Some interesting questions

The following questions push the boundaries of my ideas on naming. The answers are my musings and are not intended to be prescriptive.  If you have other ideas please let me know.

What if it is a same sex marriage?

If a same sex couple want to have the same surname then I would suggest that they take the same sex component of the other partner.  If a man is marrying another man then he would swap the feminine component of his surname for the masculine component of his partner’s surname.

What if the names simply sound terrible together?

Whether something sounds terrible or not is subjective.  If you and your partner love each other then perhaps you could learn to love an unusual sounding combination of names?  At the end of the day it is your choice: when you are filling out the deed poll form you can choose to be called whatever you like.

What if the woman becomes pregnant by accident or against her will?
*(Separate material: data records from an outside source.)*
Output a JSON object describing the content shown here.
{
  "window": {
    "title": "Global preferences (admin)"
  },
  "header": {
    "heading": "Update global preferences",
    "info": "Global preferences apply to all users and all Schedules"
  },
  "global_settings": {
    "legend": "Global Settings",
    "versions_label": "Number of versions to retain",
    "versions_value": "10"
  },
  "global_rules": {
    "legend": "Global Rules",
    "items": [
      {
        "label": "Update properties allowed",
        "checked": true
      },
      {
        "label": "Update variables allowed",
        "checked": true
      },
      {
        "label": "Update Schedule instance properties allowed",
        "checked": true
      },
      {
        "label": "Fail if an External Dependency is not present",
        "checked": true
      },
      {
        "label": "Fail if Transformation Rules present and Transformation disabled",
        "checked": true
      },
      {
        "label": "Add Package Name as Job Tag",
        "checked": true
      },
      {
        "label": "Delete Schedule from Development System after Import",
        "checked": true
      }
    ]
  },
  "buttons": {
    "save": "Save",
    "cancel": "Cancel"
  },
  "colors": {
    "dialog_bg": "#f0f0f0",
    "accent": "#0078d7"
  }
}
Irrespective of the circumstances of the conception it is the father’s genes which are being passed on.  It is the father who is connected by blood to the child.  I would argue that as a general principle the child should always take the biological father’s surname.  Even if the mother and father are not in a loving relationship they have come together and are producing a new life.  If the mother chooses to have the child then she is choosing to have his child.  In making this decision it will greatly help the child if the mother has fully forgiven the father for any actions she judges as bad.  Acknowledging the truth of where we have come from helps us to fully appreciate the situation we are in right now.

What if the father’s name is not known?

If the pregnancy is as a result of a sperm donation or one night stand then the mother may simply have no way of knowing the father’s name.  In this case I would suggest that the child takes both elements of their mother’s surname (in reverse order if the child is a boy).  If, at some time in the future, the name of the father is found then the masculine component of his surname can be inserted into its rightful place.

What if the child is adopted?

It would be nice if a name could honour both genetic and adoptive parents and if I had to choose one set to suggest over the other I would go with the genetic parents’ names.  This may take some coming to terms with for the adopting parents but if they are cool about this then the chances are that the child will be too.  Acknowledging the biological parents in the child’s name in no way undermines the love that develops between a child and their adoptive parents and may well help the child to keep a loving connection with their biological parents – however far apart they are in reality.


I am writing this some time after the rest of the article.  On reflection I have come to the conclusion that I have miss ordered the names.  I now believe that, for a man, the male name should come second and last in the joint surname (and similarly for a woman).  This way the name starts and ends with the most important names.  Much better than having the penultimate name staying the same and the last one changing upon marriage.

So, I’ll become Mr Richard Eric Lacey-Evans.